New Windows Azure Service, The Archivist, Helps you Export, Archive and Analyze Tweets

Posted on 20 July, 2010

Ever wonder what happens to tweets after they disappear?  Would you love a way to keep track of, analyze and even export tweets related to topics you care about?  Enter The Archivist, a new lab/website from Mix Online built on Windows Azure that allows you to monitor Twitter, archive tweets, data mine and export archives. 


As Microsoft Developer and Archivist creator, Karsten Januszewski explains it, "When you start a search using The Archivist, it will create and monitor an archive based on that search that you can later analyze for insights, trends and other useful information, as well as export for further analysis or reporting."


Get an introduction to The Archivist in Karsten's blog post, read about its evolution in a post by Microsoft Designer, Tim Aidlin, or sit back and let Karsten and Tim explain The Archivist to you in the video, "The Archivist: Your friendly neighborhood tweet archiver" on Channel 9.


Why Windows Azure?

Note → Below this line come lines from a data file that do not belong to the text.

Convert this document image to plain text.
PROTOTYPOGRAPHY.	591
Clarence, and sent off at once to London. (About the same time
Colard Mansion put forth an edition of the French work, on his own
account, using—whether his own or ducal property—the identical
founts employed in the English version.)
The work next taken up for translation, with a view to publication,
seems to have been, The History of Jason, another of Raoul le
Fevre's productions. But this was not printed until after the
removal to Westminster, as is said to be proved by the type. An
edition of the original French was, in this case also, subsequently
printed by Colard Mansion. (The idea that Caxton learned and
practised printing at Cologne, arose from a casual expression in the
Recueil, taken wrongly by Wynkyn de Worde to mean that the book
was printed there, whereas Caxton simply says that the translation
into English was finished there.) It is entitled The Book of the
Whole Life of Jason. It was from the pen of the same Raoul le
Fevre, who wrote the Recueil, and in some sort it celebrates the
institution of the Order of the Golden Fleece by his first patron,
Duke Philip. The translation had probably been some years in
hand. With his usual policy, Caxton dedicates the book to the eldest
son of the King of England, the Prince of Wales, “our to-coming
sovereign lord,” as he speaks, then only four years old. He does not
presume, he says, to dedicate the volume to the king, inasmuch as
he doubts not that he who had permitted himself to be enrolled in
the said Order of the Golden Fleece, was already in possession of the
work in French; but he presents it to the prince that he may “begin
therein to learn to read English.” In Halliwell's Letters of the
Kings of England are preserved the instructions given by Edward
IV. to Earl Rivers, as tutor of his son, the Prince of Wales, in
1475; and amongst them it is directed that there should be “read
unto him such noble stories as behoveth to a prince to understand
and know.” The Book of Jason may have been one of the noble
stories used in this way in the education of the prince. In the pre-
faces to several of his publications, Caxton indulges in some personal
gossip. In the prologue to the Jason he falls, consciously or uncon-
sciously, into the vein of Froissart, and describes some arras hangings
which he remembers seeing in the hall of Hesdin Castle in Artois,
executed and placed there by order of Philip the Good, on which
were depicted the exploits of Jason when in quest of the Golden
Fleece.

Januzewski elaborates, "Windows Azure was a perfect fit for the Archivist for three reasons: first, blob storage is ideally suited to store the tweets, we've already archived more than 60 million tweets; second, the ability to use Windows Azure background worker processes to poll Twitter provides crucial functionality; and, lastly, because Twitter is a global phenomenon, Windows Azure enables The Archivist to effectively scale both the download of archives through the CDN as well as the number of web servers required, based on changing traffic patterns."


And a great part of The Archivist is that all the source code is available for download. Not only is the source code licensed so anyone can run (and enhance) their own instance of the Archivist in Windows Azure, it provides a reference architecture for how to take advantage of features in Windows Azure, such as blob storage and background worker processes.